Personal information
- Full name: Michel Adolphe Roos
- Born: 27 August 1932 Strasbourg, France
- Died: 7 September 2002 (aged 70) Strasbourg, France

Chess career
- Country: France
- FIDE rating: 2093 (October 2001)
- Peak rating: 2225 (January 1982)

= Michel Roos =

French chess player

Michel Adolphe Roos (27 August 1932 – 7 September 2002) was a French chess player and doctor. He won the French Chess Championship in 1964 and the French Correspondence Chess Championship in 1957.

==Biography==
Roos received a medical degree and was a professor at University of Strasbourg in Strasbourg, specializing in histology. He founded the biostatistics laboratory at the University of Strasbourg and for some time he was vice president of the University.

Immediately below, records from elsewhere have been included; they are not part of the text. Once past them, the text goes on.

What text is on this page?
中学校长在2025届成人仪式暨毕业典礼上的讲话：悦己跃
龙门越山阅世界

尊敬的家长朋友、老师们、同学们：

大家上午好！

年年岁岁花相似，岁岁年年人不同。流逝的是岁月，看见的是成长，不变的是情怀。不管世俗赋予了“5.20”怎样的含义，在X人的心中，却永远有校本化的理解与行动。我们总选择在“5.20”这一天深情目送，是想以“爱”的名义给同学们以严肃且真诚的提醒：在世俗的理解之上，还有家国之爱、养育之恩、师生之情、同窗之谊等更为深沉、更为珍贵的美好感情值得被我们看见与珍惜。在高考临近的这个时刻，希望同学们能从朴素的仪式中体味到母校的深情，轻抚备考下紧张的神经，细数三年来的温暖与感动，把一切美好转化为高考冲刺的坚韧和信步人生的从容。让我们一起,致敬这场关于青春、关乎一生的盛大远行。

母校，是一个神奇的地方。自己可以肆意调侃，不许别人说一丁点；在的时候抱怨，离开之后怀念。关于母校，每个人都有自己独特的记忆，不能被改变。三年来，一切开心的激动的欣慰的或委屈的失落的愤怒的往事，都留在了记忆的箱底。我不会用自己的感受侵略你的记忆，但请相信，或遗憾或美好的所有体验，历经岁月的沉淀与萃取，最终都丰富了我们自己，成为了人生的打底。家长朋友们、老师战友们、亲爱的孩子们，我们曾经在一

He started playing chess in Strasbourg Chess Club under the leadership of aston Wolf (bronze medalist of the 1956 French Chess Championship). In the 1970-1980s he was the chairman of the club. Due to his main job, Roos played mainly in domestic French competitions or in correspondence chess tournaments. He took part in the individual French Chess Championship finals many times and won five medals: gold (1964), silver (1958) and three bronze (1966, 1971, 1981). In 1957, Roos won the French Correspondence Chess Championship.

Roos played for France in the World Student Team Chess Championship:
- In 1959, at second board in the 6th World Student Team Chess Championship in Budapest (+3, =4, -6).

He is the founder of a whole chess dynasty. His wife Jacqueline Roos (died 2016) was an International Correspondence Chess Grandmaster (2000), his daughter Céline (1953–2021) was a Woman International Master (WIM), and his sons Jean-Luc (born 1955), Louis (born 1957), and Daniël (born 1959) are International Masters (IM).